|ZHU, CHUNWU - Chinese Academy Of Sciences|
|ZHU, JIANGUO - Chinese Academy Of Sciences|
|CAO, JING - Jiangsu Academy Agricultural Sciences|
|JIANG, QIAN - Chinese Academy Of Sciences|
|LIU, GANG - Chinese Academy Of Agricultural Sciences|
Submitted to: Journal of Experimental Botany
Publication Type: Peer Reviewed Journal
Publication Acceptance Date: 9/1/2014
Publication Date: 11/1/2014
Citation: Zhu, C., Zhu, J., Cao, J., Jiang, Q., Liu, G., Ziska, L.H. 2014. Biochemical and molecular characteristics of leaf photosynthesis and relative seed yield of two contrasting rice cultivars in response to elevated [CO2]. Journal of Experimental Botany. 65:6049-6056.

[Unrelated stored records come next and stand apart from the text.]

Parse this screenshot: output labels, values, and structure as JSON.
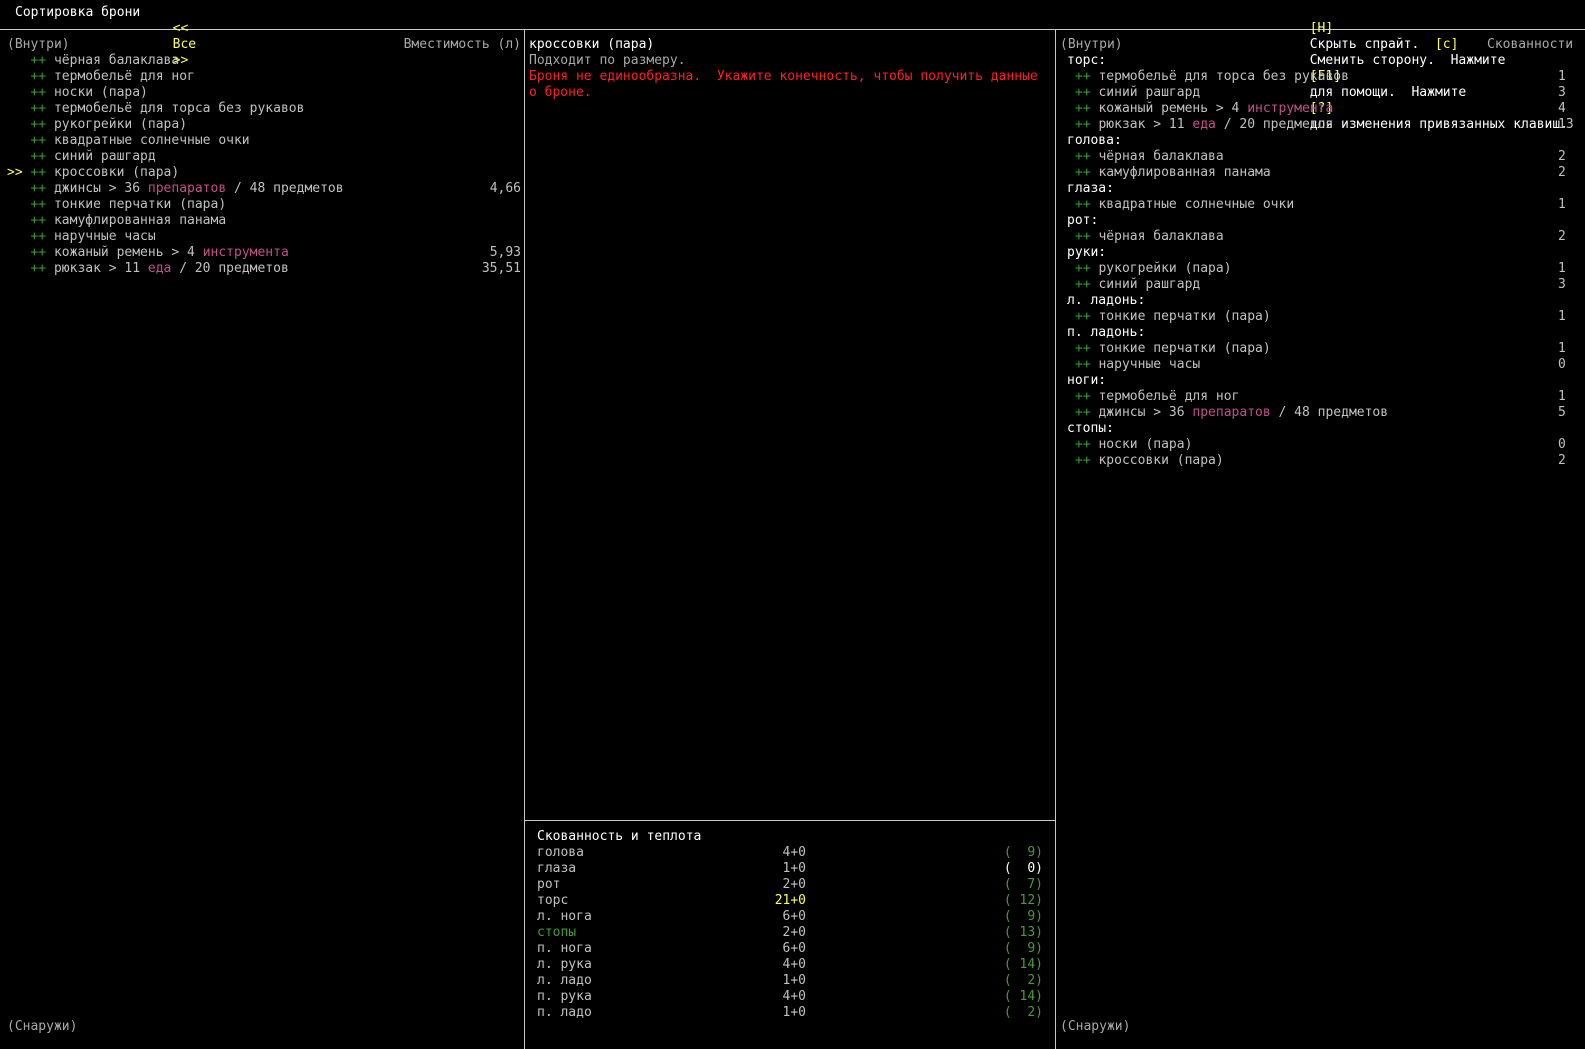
{
  "header": {
    "title": "Сортировка брони",
    "filter_prev": "<<",
    "filter_value": "Все",
    "filter_next": ">>",
    "hide_key": "[H]",
    "hide_label": "Скрыть спрайт.",
    "side_key": "[c]",
    "side_label": "Сменить сторону.",
    "help_prefix": "Нажмите",
    "help_key": "[F1]",
    "help_label": "для помощи.",
    "keys_prefix": "Нажмите",
    "keys_key": "[?]",
    "keys_label": "для изменения привязанных клавиш."
  },
  "left": {
    "inside_label": "(Внутри)",
    "capacity_label": "Вместимость (л)",
    "outside_label": "(Снаружи)",
    "cursor": ">>",
    "bullet": "++",
    "items": [
      {
        "name": "чёрная балаклава"
      },
      {
        "name": "термобельё для ног"
      },
      {
        "name": "носки (пара)"
      },
      {
        "name": "термобельё для торса без рукавов"
      },
      {
        "name": "рукогрейки (пара)"
      },
      {
        "name": "квадратные солнечные очки"
      },
      {
        "name": "синий рашгард"
      },
      {
        "name": "кроссовки (пара)",
        "selected": true
      },
      {
        "name": "джинсы > 36",
        "hl": "препаратов",
        "tail": "/ 48 предметов",
        "value": "4,66"
      },
      {
        "name": "тонкие перчатки (пара)"
      },
      {
        "name": "камуфлированная панама"
      },
      {
        "name": "наручные часы"
      },
      {
        "name": "кожаный ремень > 4",
        "hl": "инструмента",
        "tail": "",
        "value": "5,93"
      },
      {
        "name": "рюкзак > 11",
        "hl": "еда",
        "tail": "/ 20 предметов",
        "value": "35,51"
      }
    ]
  },
  "middle": {
    "item_title": "кроссовки (пара)",
    "fit_text": "Подходит по размеру.",
    "warning_line1": "Броня не единообразна.  Укажите конечность, чтобы получить данные",
    "warning_line2": "о броне.",
    "stats_title": "Скованность и теплота",
    "stats": [
      {
        "part": "голова",
        "enc": "4+0",
        "warm": "(  9)"
      },
      {
        "part": "глаза",
        "enc": "1+0",
        "warm": "(  0)"
      },
      {
        "part": "рот",
        "enc": "2+0",
        "warm": "(  7)"
      },
      {
        "part": "торс",
        "enc": "21+0",
        "warm": "( 12)"
      },
      {
        "part": "л. нога",
        "enc": "6+0",
        "warm": "(  9)"
      },
      {
        "part": "стопы",
        "enc": "2+0",
        "warm": "( 13)"
      },
      {
        "part": "п. нога",
        "enc": "6+0",
        "warm": "(  9)"
      },
      {
        "part": "л. рука",
        "enc": "4+0",
        "warm": "( 14)"
      },
      {
        "part": "л. ладо",
        "enc": "1+0",
        "warm": "(  2)"
      },
      {
        "part": "п. рука",
        "enc": "4+0",
        "warm": "( 14)"
      },
      {
        "part": "п. ладо",
        "enc": "1+0",
        "warm": "(  2)"
      }
    ]
  },
  "right": {
    "inside_label": "(Внутри)",
    "enc_label": "Скованности",
    "outside_label": "(Снаружи)",
    "groups": [
      {
        "label": "торс:",
        "items": [
          {
            "name": "термобельё для торса без рукавов",
            "value": "1"
          },
          {
            "name": "синий рашгард",
            "value": "3"
          },
          {
            "name": "кожаный ремень > 4",
            "hl": "инструмента",
            "tail": "",
            "value": "4"
          },
          {
            "name": "рюкзак > 11",
            "hl": "еда",
            "tail": "/ 20 предметов",
            "value": "13"
          }
        ]
      },
      {
        "label": "голова:",
        "items": [
          {
            "name": "чёрная балаклава",
            "value": "2"
          },
          {
            "name": "камуфлированная панама",
            "value": "2"
          }
        ]
      },
      {
        "label": "глаза:",
        "items": [
          {
            "name": "квадратные солнечные очки",
            "value": "1"
          }
        ]
      },
      {
        "label": "рот:",
        "items": [
          {
            "name": "чёрная балаклава",
            "value": "2"
          }
        ]
      },
      {
        "label": "руки:",
        "items": [
          {
            "name": "рукогрейки (пара)",
            "value": "1"
          },
          {
            "name": "синий рашгард",
            "value": "3"
          }
        ]
      },
      {
        "label": "л. ладонь:",
        "items": [
          {
            "name": "тонкие перчатки (пара)",
            "value": "1"
          }
        ]
      },
      {
        "label": "п. ладонь:",
        "items": [
          {
            "name": "тонкие перчатки (пара)",
            "value": "1"
          },
          {
            "name": "наручные часы",
            "value": "0"
          }
        ]
      },
      {
        "label": "ноги:",
        "items": [
          {
            "name": "термобельё для ног",
            "value": "1"
          },
          {
            "name": "джинсы > 36",
            "hl": "препаратов",
            "tail": "/ 48 предметов",
            "value": "5"
          }
        ]
      },
      {
        "label": "стопы:",
        "items": [
          {
            "name": "носки (пара)",
            "value": "0"
          },
          {
            "name": "кроссовки (пара)",
            "value": "2"
          }
        ]
      }
    ]
  }
}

Interpretive Summary: In addition to being a greenhouse gas, carbon dioxide (CO2) is also a resource necessary for plant growth. Consequently, its increase in the atmosphere can result in potentially greater yield among crop plants. However, different varieties of the same crop can result in different yield responses when grown at future elevated CO2 levels, and the basis for these different responses is poorly understood. Understanding why some varieties can convert more CO2 into additional seed yield may be a strategy to both adapt crop lines to yield more and to reduce the accumulation of CO2 in the atmosphere. To that end, we examined two rice varieties, S63 and W14, which differed consistently in their enhancement of seed yield when grown at elevated carbon dioxide in multiple field trials. We examined various photosynthetic characteristics, including genetics, biochemistry, and rate during grain filling. Overall data from the study indicated that for the S63 variety, photosynthetic capacity was enhanced consistently with more carbon dioxide, possibly because of genetic differences in how that additional CO2 was partitioned between reproduction (seed) and vegetative (leaves) structures. This information may be of use for agronomists, rice breeders, farmers and policy makers interested in the links between climate change and food security.
Technical Abstract: Understanding the basis for intraspecific yield variability may be important in elucidating biological mechanisms that are associated with superior yield performance in response to projected increases in carbon dioxide concentration, [CO2]. Using a Free-Air CO2 Enrichment (FACE) facility, we examined two rice lines, S63 and W14, which differed consistently in their enhancement of seed yield when grown at elevated [CO2] in multiple field trials. To determine if the different cultivar responses were linked to changes in photosynthetic characteristics at elevated [CO2], we quantified spatial and temporal changes in photosynthetic stimulation and the occurrence of down-regulation, or acclimation, in relation to panicle sink development for the uppermost canopy leaves. Changes in photosynthetic capacity were determined by quantifying changes in sink:source ratio, leaf nitrogen (N) content, the concentration and mRNA expression of the large Rubisco subunit, and changes in Vcmax, the maximum RuBP saturated rate of carboxylation. For the W14 cultivar, significant reductions in photosynthesis at the elevated, relative to ambient [CO2], signalling photosynthetic acclimation, were observed following panicle initiation. The observance of photosynthetic acclimation was consistent with significant reductions in N, Rubisco content and expression, and Vcmax. In contrast, for the cultivar S63, elevated [CO2] resulted in increased spikelet number and grain weight, increased sink:source ratios and continued stimulation of photosynthesis until grain maturity. Overall, these data suggest that the greater response of the S63 line to elevated [CO2] may be associated with enhanced carbon sinks relative to sources, and the ability to maintain photosynthetic capacity during grain development.